Cell no. 4 fell down to 2.5V (the permitted range is 2.8 to 3.8V) and the discharge continued. Individual modules of the BMS123 system are still connected to the cells and they cannot be galvanically disconnected. This is why when the voltage of any cell falls below the permitted range, it continues to discharge the cells as it uses them up until the moment it destroys the battery. What is worse, it discharges every cell at a different rate because the individual modules (IN, OUT, middle) have different power usage. We therefore do not recommend using it for seasonal systems, which are shut down for longer periods of time and aren't periodically charged.
The first aid response to such a battery pack is to immediately disconnect the BMS (it would be so much easier if BMS lead out beyond the cell terminals and wasn't a part of them…) and charge the individual cells using single-cell chargers to full power, i.e. up to e.g. 3.6 or 3.8V. This can only be carried out if the pack is built using prismatic cells and can be disassembled, which is the case for all GWL battery packs.
The user cannot carry this out for batteries, which cannot be disassembled and are closed in so-called black boxes (Pylontech, BYD, BMZ, etc.).
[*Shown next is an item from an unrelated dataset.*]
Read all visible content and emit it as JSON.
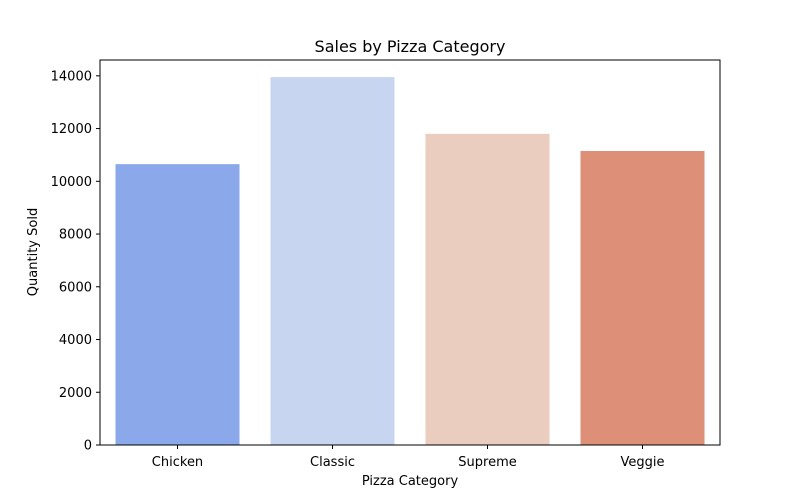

Batteries such as these are then usually destroyed definitively or they require a lengthy and expensive service from the manufacturer.
Since the OUT of the BMS123 module was destroyed beyond repair due to the incorrect connection, we immediately sent the customer a new one, which arrived in Holland the next day after being sent from GWL. Luckily, the other modules remained unscathed in the faulty installation and BMS began working properly after the replacement.
We also recommend a new CPM protection module to the customer along with the repair of the BMS123 and restoration to working order. This one does not connect directly to the battery pack but is connected using cable harnesses. It can therefore be easily disconnected from the battery at any time and replaced by a different one. It does not require any configuration using a computer or a mobile phone. Two mechanical switches located directly on the module are used for the set-up.
The cell balancing function is intentionally missing in the CPM module. Experience shows that permanent balancing on the BMS level is redundant in high-quality batteries and what is more, it is inadequate for larger cells. In short, balancing is not at all necessary in most cases and when it is required, the small balancing voltage of an integrated BMS is not enough anyway.
In addition, CPM does not display SoC (remaining power in a battery), which is an inaccurate number in LiFePO4 cells and is not reliable, which means it is in fact more of a source of uncertainty and complications for the user.
The major and the single advantage of the CPM module on the market is the absolute protection of the battery it provides. It cannot drain and destroy the battery even during long-term inactivity and storage of the battery, while providing the same level of protection as the BMS123.
Another unique advantage is the option to signal battery status using 8 logical outputs and the direct support of two-coil bistable relays with zero stand-by usage. Furthermore, CPM can be equipped with a supplemental BCC module, which provides remote control access and reading data using TCP/IP and an ethernet interface.
(See the picture number 2, the table.)
It will be difficult to find a solution that is more reliable for such a low price as the CPM protection module.